MR CORRUPTION SEN. BOB MENENDEZ of NEW JERSEY, AN ADVOCATE FOR WIDER OPEN BORDERS, HIRED CRONY MICHAEL SOLIMAN, A SERVANT OF QATAR AS CAMPAIGN CHAIR

Report: Menendez Campaign Chairman Is Lobbyist for Qatar

Sen. Bob Menendez (D, N.J.) looks on during a Senate Banking Committee hearing on Capitol Hill in Washington, D.C., January 23, 2018. (Aaron P. Bernstein/Reuters)
Senator Bob Menendez (D., N.J.) hired a longtime aide and lobbyist for the Qatari government to chair his reelection campaign, the Philadelphia Inquirer reported Friday.
Michael Soliman has lobbied Menendez, the top Democrat on the Foreign Relations Committee, and other lawmakers on behalf of the Qatari government since 2015.
While the arrangement is strictly legal, ethics experts told the Inquirer that it might constitute a conflict of interest.
“There is a blurring of lines between responsibility to the candidate and responsibility to their client,” said Meredith McGehee of the Campaign Legal Center, a nonprofit watchdog in Washington. “Very little of that is a responsibility to the public.”
In a statement to the Inquirer, Soliman said his lobbying work had “always been fully transparent, above board and properly disclosed.” After receiving inquiries from other publications, Soliman said that “out of an overabundance of caution,” he would not “directly or indirectly lobby the senator or his staff on behalf of any client for the duration of the campaign.”
Menendez was indicted on corruption charges in 2015 in connection with his relationship to a wealthy Florida doctor who procured lavish gifts and vacations for the lawmaker in exchange for help navigating regulatory obstacles in his health-care business.
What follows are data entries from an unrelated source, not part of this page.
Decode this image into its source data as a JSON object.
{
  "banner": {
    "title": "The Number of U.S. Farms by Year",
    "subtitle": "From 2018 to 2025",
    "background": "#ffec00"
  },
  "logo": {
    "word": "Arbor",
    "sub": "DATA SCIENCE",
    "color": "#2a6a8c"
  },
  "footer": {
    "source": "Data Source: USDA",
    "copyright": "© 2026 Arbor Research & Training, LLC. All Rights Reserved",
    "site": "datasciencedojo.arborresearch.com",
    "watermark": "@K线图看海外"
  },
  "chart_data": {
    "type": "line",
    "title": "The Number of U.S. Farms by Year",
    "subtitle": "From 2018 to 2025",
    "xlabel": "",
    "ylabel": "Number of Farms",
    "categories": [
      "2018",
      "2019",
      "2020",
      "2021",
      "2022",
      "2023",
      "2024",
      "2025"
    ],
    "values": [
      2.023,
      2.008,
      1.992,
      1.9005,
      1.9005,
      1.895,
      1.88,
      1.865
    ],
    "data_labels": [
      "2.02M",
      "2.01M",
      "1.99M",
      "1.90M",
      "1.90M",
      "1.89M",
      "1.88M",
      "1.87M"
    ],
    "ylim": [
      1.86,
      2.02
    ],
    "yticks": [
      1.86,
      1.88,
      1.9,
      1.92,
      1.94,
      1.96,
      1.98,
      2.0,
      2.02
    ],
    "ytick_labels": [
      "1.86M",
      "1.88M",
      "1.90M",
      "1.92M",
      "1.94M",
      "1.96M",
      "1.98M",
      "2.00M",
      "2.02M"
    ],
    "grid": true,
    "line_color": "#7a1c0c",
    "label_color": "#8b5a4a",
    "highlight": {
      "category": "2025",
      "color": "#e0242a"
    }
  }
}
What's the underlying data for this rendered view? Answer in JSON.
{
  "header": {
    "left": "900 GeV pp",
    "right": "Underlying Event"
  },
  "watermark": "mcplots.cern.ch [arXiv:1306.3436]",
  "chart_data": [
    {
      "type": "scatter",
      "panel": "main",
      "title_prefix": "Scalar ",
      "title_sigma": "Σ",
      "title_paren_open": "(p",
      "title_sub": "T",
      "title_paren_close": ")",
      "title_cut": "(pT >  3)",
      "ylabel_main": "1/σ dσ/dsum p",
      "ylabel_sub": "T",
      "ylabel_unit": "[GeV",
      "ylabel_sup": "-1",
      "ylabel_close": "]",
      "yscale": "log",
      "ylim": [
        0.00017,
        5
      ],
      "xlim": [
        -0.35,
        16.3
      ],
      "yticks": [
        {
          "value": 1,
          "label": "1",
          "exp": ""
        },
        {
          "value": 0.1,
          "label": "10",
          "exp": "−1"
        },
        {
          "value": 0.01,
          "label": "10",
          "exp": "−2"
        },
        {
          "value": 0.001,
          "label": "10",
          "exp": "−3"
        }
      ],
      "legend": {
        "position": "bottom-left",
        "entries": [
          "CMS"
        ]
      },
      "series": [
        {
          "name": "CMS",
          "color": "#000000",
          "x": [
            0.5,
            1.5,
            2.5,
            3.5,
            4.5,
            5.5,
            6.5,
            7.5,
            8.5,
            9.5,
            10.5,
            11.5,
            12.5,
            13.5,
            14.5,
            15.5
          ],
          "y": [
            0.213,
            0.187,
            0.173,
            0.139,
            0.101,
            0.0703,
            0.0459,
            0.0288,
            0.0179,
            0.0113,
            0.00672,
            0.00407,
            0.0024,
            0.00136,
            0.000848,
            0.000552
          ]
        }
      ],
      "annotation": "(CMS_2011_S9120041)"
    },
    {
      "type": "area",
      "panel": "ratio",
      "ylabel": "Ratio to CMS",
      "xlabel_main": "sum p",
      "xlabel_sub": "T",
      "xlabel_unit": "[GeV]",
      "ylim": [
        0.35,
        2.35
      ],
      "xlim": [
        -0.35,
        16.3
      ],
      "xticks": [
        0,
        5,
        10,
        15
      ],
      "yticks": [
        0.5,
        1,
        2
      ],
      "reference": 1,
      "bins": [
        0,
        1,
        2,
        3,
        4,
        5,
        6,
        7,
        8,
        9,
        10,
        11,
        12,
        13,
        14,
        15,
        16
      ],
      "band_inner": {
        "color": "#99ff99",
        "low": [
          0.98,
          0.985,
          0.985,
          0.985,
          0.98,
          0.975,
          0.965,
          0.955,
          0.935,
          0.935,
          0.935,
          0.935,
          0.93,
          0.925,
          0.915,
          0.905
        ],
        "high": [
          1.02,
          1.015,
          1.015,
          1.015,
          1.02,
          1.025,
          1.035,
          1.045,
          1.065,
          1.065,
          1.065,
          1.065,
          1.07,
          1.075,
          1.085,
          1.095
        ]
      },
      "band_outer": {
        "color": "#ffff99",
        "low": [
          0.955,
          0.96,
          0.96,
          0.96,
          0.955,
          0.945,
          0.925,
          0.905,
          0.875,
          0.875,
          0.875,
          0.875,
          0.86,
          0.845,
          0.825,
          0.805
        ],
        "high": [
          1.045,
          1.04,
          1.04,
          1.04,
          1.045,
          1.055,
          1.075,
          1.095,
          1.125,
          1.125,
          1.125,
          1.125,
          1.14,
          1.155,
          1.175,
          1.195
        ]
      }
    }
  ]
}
Menendez was ultimately acquitted in January by a hung jury that found he did not perform any “official acts” for material benefit. But the Senate Ethics Committee reprimanded Menendez, writing that he “risked undermining the public’s confidence in the Senate,” in an April letter sent after the Department of Justice had dropped all charges.
Menendez has paid Soliman’s consulting firm $105,000 since 2015, but a spokesman for his campaign denied any allegations of impropriety.
Soliman has been a “trusted political advisor to the Senator for more than a decade, but neither he, nor any lobbyist, has influenced how the Senator speaks to representatives of any government in advocating for the foreign policy and national security interests of both the United States and our allies,” said Steve Sandberg, a spokesperson for the Menendez campaign.